Qual a sua visão sobre a política de drogas do Brasil?

A guerra às drogas é uma política ineficiente. Se, em 2006, a nova lei de drogas surgiu para tentar diminuir o encarceramento ao não prever penas de prisão a pessoas usuárias, ela endureceu as penas para o tráfico. Em 10 anos, o Brasil foi para o 3º lugar no ranking de países que mais prendem no mundo. Até os EUA, de onde importamos a política e o primeiro lugar nesse ranking, está num movimento desencarcerador, enquanto o Brasil só retrocede nesse sentido (e em muitos outros).

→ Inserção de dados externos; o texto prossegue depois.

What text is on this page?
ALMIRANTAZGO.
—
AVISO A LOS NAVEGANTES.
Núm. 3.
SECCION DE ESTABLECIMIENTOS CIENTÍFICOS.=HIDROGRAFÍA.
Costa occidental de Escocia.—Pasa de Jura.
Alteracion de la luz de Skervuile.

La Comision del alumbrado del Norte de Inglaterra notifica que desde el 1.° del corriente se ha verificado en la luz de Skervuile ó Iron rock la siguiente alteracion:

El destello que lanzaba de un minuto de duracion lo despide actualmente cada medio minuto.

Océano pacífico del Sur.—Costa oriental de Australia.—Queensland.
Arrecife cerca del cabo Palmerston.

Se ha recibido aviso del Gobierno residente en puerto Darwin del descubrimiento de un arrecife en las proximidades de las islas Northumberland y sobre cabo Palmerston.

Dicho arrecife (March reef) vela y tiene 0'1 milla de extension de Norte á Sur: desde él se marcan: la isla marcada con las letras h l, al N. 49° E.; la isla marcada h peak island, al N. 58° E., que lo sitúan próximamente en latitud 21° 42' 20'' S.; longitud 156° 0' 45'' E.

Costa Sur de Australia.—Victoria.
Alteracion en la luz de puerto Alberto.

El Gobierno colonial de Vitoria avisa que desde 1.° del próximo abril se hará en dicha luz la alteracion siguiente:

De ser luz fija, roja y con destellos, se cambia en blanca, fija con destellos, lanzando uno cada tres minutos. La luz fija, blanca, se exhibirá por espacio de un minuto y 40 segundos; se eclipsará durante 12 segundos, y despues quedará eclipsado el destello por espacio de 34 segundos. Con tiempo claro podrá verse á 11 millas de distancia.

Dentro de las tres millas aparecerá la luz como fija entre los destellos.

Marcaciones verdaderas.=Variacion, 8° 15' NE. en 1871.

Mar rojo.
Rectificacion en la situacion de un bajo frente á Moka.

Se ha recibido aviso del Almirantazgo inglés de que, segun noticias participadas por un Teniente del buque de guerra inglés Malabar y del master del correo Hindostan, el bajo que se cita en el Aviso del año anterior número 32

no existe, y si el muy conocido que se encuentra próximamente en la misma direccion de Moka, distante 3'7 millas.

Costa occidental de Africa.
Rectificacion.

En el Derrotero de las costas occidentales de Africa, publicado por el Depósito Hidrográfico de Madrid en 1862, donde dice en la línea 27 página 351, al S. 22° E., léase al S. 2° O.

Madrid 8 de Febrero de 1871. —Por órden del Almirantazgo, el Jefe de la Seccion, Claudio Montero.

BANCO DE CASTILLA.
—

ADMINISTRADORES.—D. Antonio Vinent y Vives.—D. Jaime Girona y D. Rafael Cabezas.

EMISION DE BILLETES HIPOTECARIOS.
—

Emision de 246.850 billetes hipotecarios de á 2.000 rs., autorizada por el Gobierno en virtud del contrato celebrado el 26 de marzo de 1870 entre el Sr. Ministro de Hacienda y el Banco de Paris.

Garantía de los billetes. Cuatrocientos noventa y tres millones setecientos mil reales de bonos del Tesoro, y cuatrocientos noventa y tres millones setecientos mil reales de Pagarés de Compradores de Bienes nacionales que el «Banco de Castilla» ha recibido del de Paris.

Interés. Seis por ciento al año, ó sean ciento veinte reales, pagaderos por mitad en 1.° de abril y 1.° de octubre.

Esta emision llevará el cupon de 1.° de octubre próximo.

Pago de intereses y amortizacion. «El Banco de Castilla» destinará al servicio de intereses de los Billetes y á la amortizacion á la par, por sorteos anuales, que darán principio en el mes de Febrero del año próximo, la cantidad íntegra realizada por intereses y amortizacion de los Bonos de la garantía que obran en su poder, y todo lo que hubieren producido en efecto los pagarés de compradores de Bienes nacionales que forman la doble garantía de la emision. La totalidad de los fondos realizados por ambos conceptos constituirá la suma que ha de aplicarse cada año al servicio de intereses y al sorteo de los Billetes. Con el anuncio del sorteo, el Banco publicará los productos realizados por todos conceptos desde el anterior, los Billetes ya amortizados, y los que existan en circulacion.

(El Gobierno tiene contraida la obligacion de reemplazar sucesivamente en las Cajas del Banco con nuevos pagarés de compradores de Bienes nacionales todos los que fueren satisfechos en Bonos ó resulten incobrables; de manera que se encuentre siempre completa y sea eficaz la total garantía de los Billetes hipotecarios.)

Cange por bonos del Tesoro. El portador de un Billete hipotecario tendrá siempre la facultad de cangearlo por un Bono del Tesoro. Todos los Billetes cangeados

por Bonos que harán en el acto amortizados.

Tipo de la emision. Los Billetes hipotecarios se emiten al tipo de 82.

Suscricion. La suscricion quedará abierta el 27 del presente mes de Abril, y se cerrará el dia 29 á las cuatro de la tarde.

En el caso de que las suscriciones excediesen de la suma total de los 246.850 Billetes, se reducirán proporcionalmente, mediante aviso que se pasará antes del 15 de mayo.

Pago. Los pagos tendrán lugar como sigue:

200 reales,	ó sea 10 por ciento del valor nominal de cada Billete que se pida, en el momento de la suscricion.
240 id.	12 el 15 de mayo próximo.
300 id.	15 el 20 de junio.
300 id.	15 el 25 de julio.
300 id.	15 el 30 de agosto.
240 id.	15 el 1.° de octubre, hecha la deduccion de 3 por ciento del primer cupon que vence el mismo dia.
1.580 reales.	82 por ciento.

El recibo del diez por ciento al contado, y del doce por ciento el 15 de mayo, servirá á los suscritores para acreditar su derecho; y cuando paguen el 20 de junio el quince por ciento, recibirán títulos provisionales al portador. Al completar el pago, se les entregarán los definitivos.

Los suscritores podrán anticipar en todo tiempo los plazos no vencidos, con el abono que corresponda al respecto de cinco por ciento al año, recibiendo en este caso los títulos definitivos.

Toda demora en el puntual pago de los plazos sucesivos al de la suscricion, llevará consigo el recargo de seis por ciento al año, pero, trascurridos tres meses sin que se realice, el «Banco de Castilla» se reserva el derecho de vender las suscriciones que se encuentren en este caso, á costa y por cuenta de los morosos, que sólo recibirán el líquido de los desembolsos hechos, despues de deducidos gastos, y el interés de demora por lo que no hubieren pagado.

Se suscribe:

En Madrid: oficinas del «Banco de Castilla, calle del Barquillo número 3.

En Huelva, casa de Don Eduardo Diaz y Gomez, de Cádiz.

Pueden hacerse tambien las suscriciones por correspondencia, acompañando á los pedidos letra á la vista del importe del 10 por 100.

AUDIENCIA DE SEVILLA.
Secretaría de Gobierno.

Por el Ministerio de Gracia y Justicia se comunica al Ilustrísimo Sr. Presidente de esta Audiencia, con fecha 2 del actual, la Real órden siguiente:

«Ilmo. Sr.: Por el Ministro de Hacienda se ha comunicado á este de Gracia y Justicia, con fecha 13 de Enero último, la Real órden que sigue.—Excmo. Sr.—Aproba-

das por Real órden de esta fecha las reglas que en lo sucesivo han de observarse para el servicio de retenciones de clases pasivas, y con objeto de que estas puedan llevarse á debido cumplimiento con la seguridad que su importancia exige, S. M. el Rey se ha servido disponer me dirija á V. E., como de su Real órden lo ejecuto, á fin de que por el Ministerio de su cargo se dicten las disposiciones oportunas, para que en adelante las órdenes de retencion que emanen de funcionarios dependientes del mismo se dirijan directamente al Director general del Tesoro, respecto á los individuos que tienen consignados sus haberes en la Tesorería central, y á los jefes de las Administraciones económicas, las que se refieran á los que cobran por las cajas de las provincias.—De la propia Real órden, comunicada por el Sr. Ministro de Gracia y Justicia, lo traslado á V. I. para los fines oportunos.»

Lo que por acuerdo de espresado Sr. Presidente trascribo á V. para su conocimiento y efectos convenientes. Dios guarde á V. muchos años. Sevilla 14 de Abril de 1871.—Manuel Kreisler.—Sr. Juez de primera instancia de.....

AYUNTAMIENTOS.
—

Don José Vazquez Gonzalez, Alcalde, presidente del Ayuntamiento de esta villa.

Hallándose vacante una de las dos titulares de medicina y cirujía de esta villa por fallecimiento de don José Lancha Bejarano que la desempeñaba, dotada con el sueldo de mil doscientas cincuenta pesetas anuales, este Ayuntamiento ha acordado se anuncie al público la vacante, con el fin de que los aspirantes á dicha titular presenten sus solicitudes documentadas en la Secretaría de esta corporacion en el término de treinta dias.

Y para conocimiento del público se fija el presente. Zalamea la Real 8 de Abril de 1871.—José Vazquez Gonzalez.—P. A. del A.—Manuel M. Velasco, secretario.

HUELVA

A visão dos operadores do direito e da sociedade civil no geral é pautada por instituições, como a mídia e as polícias, que lucram com a criminalização de determinadas substâncias e com o discurso da segurança pública. O crime do tráfico de drogas, considerado hediondo, não é um crime violento e não possui uma vítima direta. Ainda assim, cada vez mais pessoas, principalmente mulheres (brasileiras e migrantes) são presas em prisões feitas por homens e para homens, e o comércio de drogas não cessa, nem diminui.